O que o levou ao livro, é ele mesmo que o narra, na sua emocionada apresentação: Alemanha, ach du lieber! Foram os anos de contato íntimo, primeiro com colegas e amigos, em Santa Maria; após, como estudante na capital, e afinal como professor de gerações de alunos na dita colônia alemã no Vale do Rio dos Sinos, que despertaram nele o interesse pela Alemanha, sua história e seus costumes. Sua memória está povoada desses teuto-brasileiros cujos nomes ainda ecoam nele – os Bopp, os Lang, os Mayer, Zimmerman, Kieffer, Lutzemberger, Hoffstetter, Jungbluth, Fischer, Schröder, Bier, Schamman etc. – alguns bem próximos, até hoje. O que mais o tocou, no convívio com eles, foi o relato das dificuldades iniciais, no Brasil, a discriminação, o isolamento, mas sobretudo o fato de essas dificuldades terem nos impedido de preservar sua cultura de origem, mesmo na língua, que, mesclada ao português brasileiro, formou outro idioma, incompreensível na Alemanha.

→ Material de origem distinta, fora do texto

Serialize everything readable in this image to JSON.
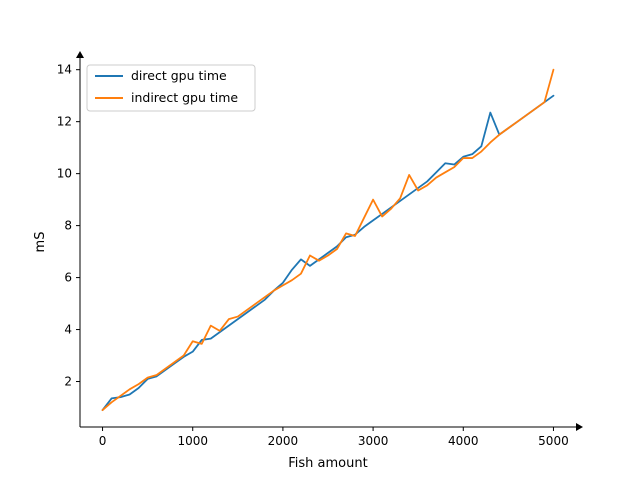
{
  "chart_data": {
    "type": "line",
    "xlabel": "Fish amount",
    "ylabel": "mS",
    "xlim": [
      -250,
      5250
    ],
    "ylim": [
      0.25,
      14.45
    ],
    "xticks": [
      0,
      1000,
      2000,
      3000,
      4000,
      5000
    ],
    "yticks": [
      2,
      4,
      6,
      8,
      10,
      12,
      14
    ],
    "xtick_labels": [
      "0",
      "1000",
      "2000",
      "3000",
      "4000",
      "5000"
    ],
    "ytick_labels": [
      "2",
      "4",
      "6",
      "8",
      "10",
      "12",
      "14"
    ],
    "grid": false,
    "legend_position": "upper-left",
    "x": [
      0,
      100,
      200,
      300,
      400,
      500,
      600,
      700,
      800,
      900,
      1000,
      1100,
      1200,
      1300,
      1400,
      1500,
      1600,
      1700,
      1800,
      1900,
      2000,
      2100,
      2200,
      2300,
      2400,
      2500,
      2600,
      2700,
      2800,
      2900,
      3000,
      3100,
      3200,
      3300,
      3400,
      3500,
      3600,
      3700,
      3800,
      3900,
      4000,
      4100,
      4200,
      4300,
      4400,
      4500,
      4600,
      4700,
      4800,
      4900,
      5000
    ],
    "series": [
      {
        "name": "direct gpu time",
        "color": "#1f77b4",
        "values": [
          0.9,
          1.35,
          1.4,
          1.5,
          1.75,
          2.1,
          2.2,
          2.45,
          2.7,
          2.95,
          3.15,
          3.6,
          3.65,
          3.9,
          4.15,
          4.4,
          4.65,
          4.9,
          5.15,
          5.5,
          5.8,
          6.3,
          6.7,
          6.45,
          6.7,
          6.95,
          7.2,
          7.55,
          7.65,
          7.95,
          8.2,
          8.45,
          8.7,
          8.95,
          9.2,
          9.45,
          9.7,
          10.05,
          10.4,
          10.35,
          10.65,
          10.75,
          11.05,
          12.35,
          11.5,
          11.75,
          12.0,
          12.25,
          12.5,
          12.75,
          13.0
        ]
      },
      {
        "name": "indirect gpu time",
        "color": "#ff7f0e",
        "values": [
          0.9,
          1.2,
          1.45,
          1.7,
          1.9,
          2.15,
          2.25,
          2.5,
          2.75,
          3.0,
          3.55,
          3.45,
          4.15,
          3.95,
          4.4,
          4.5,
          4.75,
          5.0,
          5.25,
          5.5,
          5.7,
          5.9,
          6.15,
          6.85,
          6.65,
          6.85,
          7.1,
          7.7,
          7.6,
          8.3,
          9.0,
          8.35,
          8.65,
          9.05,
          9.95,
          9.35,
          9.55,
          9.85,
          10.05,
          10.25,
          10.6,
          10.6,
          10.85,
          11.2,
          11.5,
          11.75,
          12.0,
          12.25,
          12.5,
          12.75,
          14.0
        ]
      }
    ]
  }
}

Joaquim da Fonseca tinha tudo isso em mente, ao decidir buscar, para os amigos, no país de sua origem, a imagem da pátria abandonada. Ainda assim – por ser artista –, o que o moveu e determinou o roteiro da viagem, foi o desejo de abraçar a Alemanha na forma imagística em que se vai abrindo ao visitante. Apanhá-la em imagens e cores, era, sim, o que ansiava fazer; e não só para os olhos... Em cada região do país desbravado, as aquarelas que o pintor-desenhista extrai ao visto, ao ouvido, tateado e cheirado, vêm misturar-se ao dele adivinhado ou pressentido acerca da existência insinuada nas formas do mundo alemão – e narram bem mais do que meros retratos feitos de passagem.

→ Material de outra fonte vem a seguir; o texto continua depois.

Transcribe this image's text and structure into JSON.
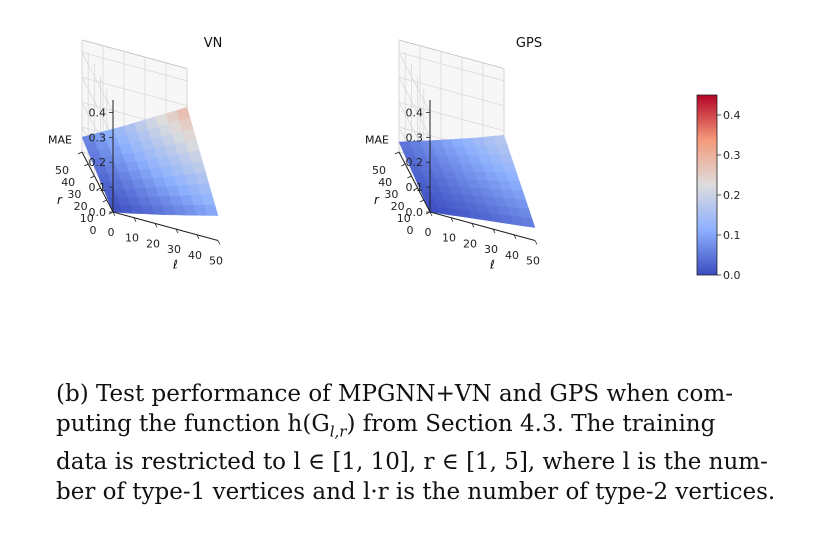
{
  "chart_data": [
    {
      "type": "surface3d",
      "title": "VN",
      "xlabel": "ℓ",
      "ylabel": "r",
      "zlabel": "MAE",
      "x": [
        0,
        5,
        10,
        15,
        20,
        25,
        30,
        35,
        40,
        45,
        50
      ],
      "y": [
        0,
        5,
        10,
        15,
        20,
        25,
        30,
        35,
        40,
        45,
        50
      ],
      "x_ticks": [
        "0",
        "10",
        "20",
        "30",
        "40",
        "50"
      ],
      "y_ticks": [
        "0",
        "10",
        "20",
        "30",
        "40",
        "50"
      ],
      "z_ticks": [
        "0.0",
        "0.1",
        "0.2",
        "0.3",
        "0.4"
      ],
      "zlim": [
        0,
        0.45
      ],
      "z": [
        [
          0.0,
          0.008,
          0.017,
          0.027,
          0.036,
          0.046,
          0.057,
          0.067,
          0.078,
          0.089,
          0.1
        ],
        [
          0.006,
          0.015,
          0.026,
          0.036,
          0.047,
          0.059,
          0.07,
          0.082,
          0.094,
          0.107,
          0.119
        ],
        [
          0.012,
          0.023,
          0.034,
          0.046,
          0.059,
          0.071,
          0.084,
          0.097,
          0.111,
          0.125,
          0.139
        ],
        [
          0.018,
          0.03,
          0.043,
          0.056,
          0.07,
          0.084,
          0.098,
          0.113,
          0.128,
          0.143,
          0.158
        ],
        [
          0.024,
          0.038,
          0.052,
          0.066,
          0.081,
          0.096,
          0.112,
          0.128,
          0.145,
          0.161,
          0.178
        ],
        [
          0.03,
          0.045,
          0.06,
          0.076,
          0.093,
          0.109,
          0.126,
          0.144,
          0.161,
          0.179,
          0.197
        ],
        [
          0.036,
          0.053,
          0.069,
          0.087,
          0.104,
          0.122,
          0.141,
          0.159,
          0.178,
          0.197,
          0.217
        ],
        [
          0.042,
          0.06,
          0.078,
          0.097,
          0.116,
          0.135,
          0.155,
          0.175,
          0.195,
          0.216,
          0.236
        ],
        [
          0.048,
          0.068,
          0.087,
          0.107,
          0.127,
          0.148,
          0.169,
          0.19,
          0.212,
          0.234,
          0.256
        ],
        [
          0.054,
          0.075,
          0.096,
          0.117,
          0.139,
          0.161,
          0.183,
          0.206,
          0.229,
          0.252,
          0.275
        ],
        [
          0.06,
          0.082,
          0.105,
          0.127,
          0.15,
          0.174,
          0.198,
          0.222,
          0.246,
          0.27,
          0.295
        ]
      ]
    },
    {
      "type": "surface3d",
      "title": "GPS",
      "xlabel": "ℓ",
      "ylabel": "r",
      "zlabel": "MAE",
      "x": [
        0,
        5,
        10,
        15,
        20,
        25,
        30,
        35,
        40,
        45,
        50
      ],
      "y": [
        0,
        5,
        10,
        15,
        20,
        25,
        30,
        35,
        40,
        45,
        50
      ],
      "x_ticks": [
        "0",
        "10",
        "20",
        "30",
        "40",
        "50"
      ],
      "y_ticks": [
        "0",
        "10",
        "20",
        "30",
        "40",
        "50"
      ],
      "z_ticks": [
        "0.0",
        "0.1",
        "0.2",
        "0.3",
        "0.4"
      ],
      "zlim": [
        0,
        0.45
      ],
      "z": [
        [
          0.0,
          0.005,
          0.01,
          0.016,
          0.021,
          0.026,
          0.031,
          0.036,
          0.041,
          0.046,
          0.052
        ],
        [
          0.004,
          0.01,
          0.016,
          0.022,
          0.028,
          0.034,
          0.04,
          0.046,
          0.052,
          0.058,
          0.065
        ],
        [
          0.008,
          0.015,
          0.022,
          0.028,
          0.035,
          0.042,
          0.049,
          0.056,
          0.063,
          0.071,
          0.078
        ],
        [
          0.012,
          0.02,
          0.027,
          0.035,
          0.043,
          0.05,
          0.058,
          0.066,
          0.074,
          0.083,
          0.091
        ],
        [
          0.016,
          0.025,
          0.033,
          0.041,
          0.05,
          0.058,
          0.067,
          0.076,
          0.085,
          0.095,
          0.104
        ],
        [
          0.02,
          0.029,
          0.039,
          0.048,
          0.057,
          0.067,
          0.076,
          0.086,
          0.096,
          0.107,
          0.117
        ],
        [
          0.024,
          0.034,
          0.044,
          0.054,
          0.064,
          0.075,
          0.085,
          0.096,
          0.107,
          0.119,
          0.13
        ],
        [
          0.028,
          0.039,
          0.05,
          0.061,
          0.072,
          0.083,
          0.094,
          0.106,
          0.118,
          0.131,
          0.143
        ],
        [
          0.032,
          0.044,
          0.056,
          0.067,
          0.079,
          0.091,
          0.104,
          0.116,
          0.129,
          0.143,
          0.156
        ],
        [
          0.036,
          0.049,
          0.061,
          0.074,
          0.086,
          0.099,
          0.113,
          0.126,
          0.14,
          0.155,
          0.169
        ],
        [
          0.04,
          0.054,
          0.067,
          0.08,
          0.094,
          0.108,
          0.122,
          0.136,
          0.151,
          0.167,
          0.182
        ]
      ]
    }
  ],
  "colorbar": {
    "colormap": "coolwarm",
    "range": [
      0,
      0.45
    ],
    "ticks": [
      "0.0",
      "0.1",
      "0.2",
      "0.3",
      "0.4"
    ],
    "colors": {
      "low": "#3b4cc0",
      "mid": "#dddddd",
      "high": "#b40426"
    }
  },
  "caption": {
    "lines": [
      "(b) Test performance of MPGNN+VN and GPS when com-",
      "puting the function h(G",
      "l,r",
      ") from Section 4.3. The training",
      "data is restricted to l ∈ [1, 10], r ∈ [1, 5], where l is the num-",
      "ber of type-1 vertices and l·r is the number of type-2 vertices."
    ]
  }
}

Como dito, “Alemanha, uma vez” foi concebido há décadas e publicado, por acaso, no ano passado. Como tudo que envolve este livro, é estranho que, justamente agora, neste ano de 2024, se comemore os duzentos anos da Imigração alemã, no Rio Grande do Sul; comemoração, a que este livro vem ao encontro e celebra em cada uma de suas páginas. A data oficial da Festa é o 24 de julho, quando foi fundada a primeira colônia de imigrantes alemães, no Vale do Rio dos Sinos. Infelizmente, a última grande enchente do Guaíba e dos rios que o compõem destruiu não só o Centro Histórico de Porto Alegre, senão, entre outros tantos, aquele de São Leopoldo, a primeira colônia alemã a lembrarmos, no Estado; e arrastou consigo a maior parte dos documentos e outros testemunhos valiosos da história dessa colonização. Isso tornou, naturalmente, irrealizável a exposição das aquarelas que ilustram esse livro de Joaquim da Fonseca. Sua apresentação aconteceria nos meses de junho e julho, no Paço da Prefeitura. Quando conseguiremos ver expostas essas aquarelas, por aqui, é impossível dizer. O livro, porém, está aí, com grande parte delas estampadas, junto aos relatos históricos que seu autor pesquisou para facilitar sua compreensão. A obra fala por si acerca do muito de indizível que nos liga a esses imigrantes e do que eles, do que seus feitos no Brasil, e do que seu país de origem significam para nós e para a nossa história.
Para finalizar, eis uma citação do texto introdutório ao livro pelo próprio Joaquim da Fonseca:
“Muitos daqueles jovens tinham sobrenome alemão e uma das perguntas que eu fazia com frequência, por curiosidade, era se eles sabiam o que significavam, em português, os seus nomes de família. Apenas uns poucos podiam me dar a tradução do Schumaker, Miller, Baumgart, Ritter Schild, Kirche, Weber, Hackmann, Jung ou Strumpf que seguiam o nome bem brasileiro de José, Ana Paula, João ou Beatriz. Nenhum deles falava ou compreendia a língua de seus antepassados. No máximo, podiam dizer umas poucas palavras ou expressões que lembravam das conversas com seus avós ou bisavós…. Foi constatando tudo isso que pensei em tentar mostrar como é hoje a pátria de onde esse povo se originou.”